The image of Paul the pure charismatic who kept receiving late words from God on a daily basis as to what he should do, takes a hit on pp. 1350-51. As Tom says, Luke does not portray Paul as receiving supernatural guidance. Indeed, he shows Paul sometimes feeling his way along, and making mistakes on discerning where he should go next and evangelize. “Many of Paul’s decisions about where to go next and when to move on, seem to have been taken on what we might think of as purely pragmatic or common-sense grounds, not least when he was being physically threatened or attacked and deemed it prudent to leave town in a hurry.”(p. 1350). In other words, God would use circumstances and providence, and the occasional revelation to nudge Paul along in the right direction. Tom is also right to stress that unlike pagan religion, Paul does not depend on either auguries or lot casting or consultations of oracles for guidance, but he certainly relies on detailed study of the Scriptures, something that distinguishes the Judaeo-Christian tradition from pagan religion.

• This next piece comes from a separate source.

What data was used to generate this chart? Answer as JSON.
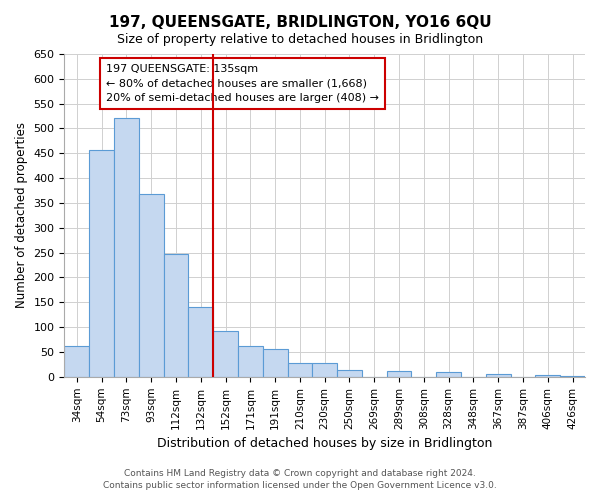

In short, we must talk about both similarities and differences between pagan and Christian ritual and religion, and one thing that distinguished Christian religion from both Jewish and pagan religion was no animal sacrifices. None. Which in turn meant no need for a class of priests, or for that matter a series of temples either. It was in meals, and prayers, and language about the deity, and in the function of the gatherings for worship and unifying the community that there were similarities to both Judaism and pagan religion.
Tom’s summary statement on p. 1353 bears repeating: “‘religio’ in this sense stands in relation to ‘theology’ somewhat as the steering wheel of the car stands in relation to the map. They are not the same thing and cannot be collapsed into one another. But they need each other. Without religio theology might remain an abstract exercise.” Paul is not undertaking the task to announce the death of all ‘religion’, or to announce that Christianity is a superior religion. Rather he is announcing God’s new actions in Christ, and so a sort of unique eschatological religion which can’t really be compared with other religions in its essence. A religion without actual priests, actual sacrifices, and actual temples is rather incomparable. But would it have been seen as more like philosophy? That is part of what the next chapter is about in Tom’s book.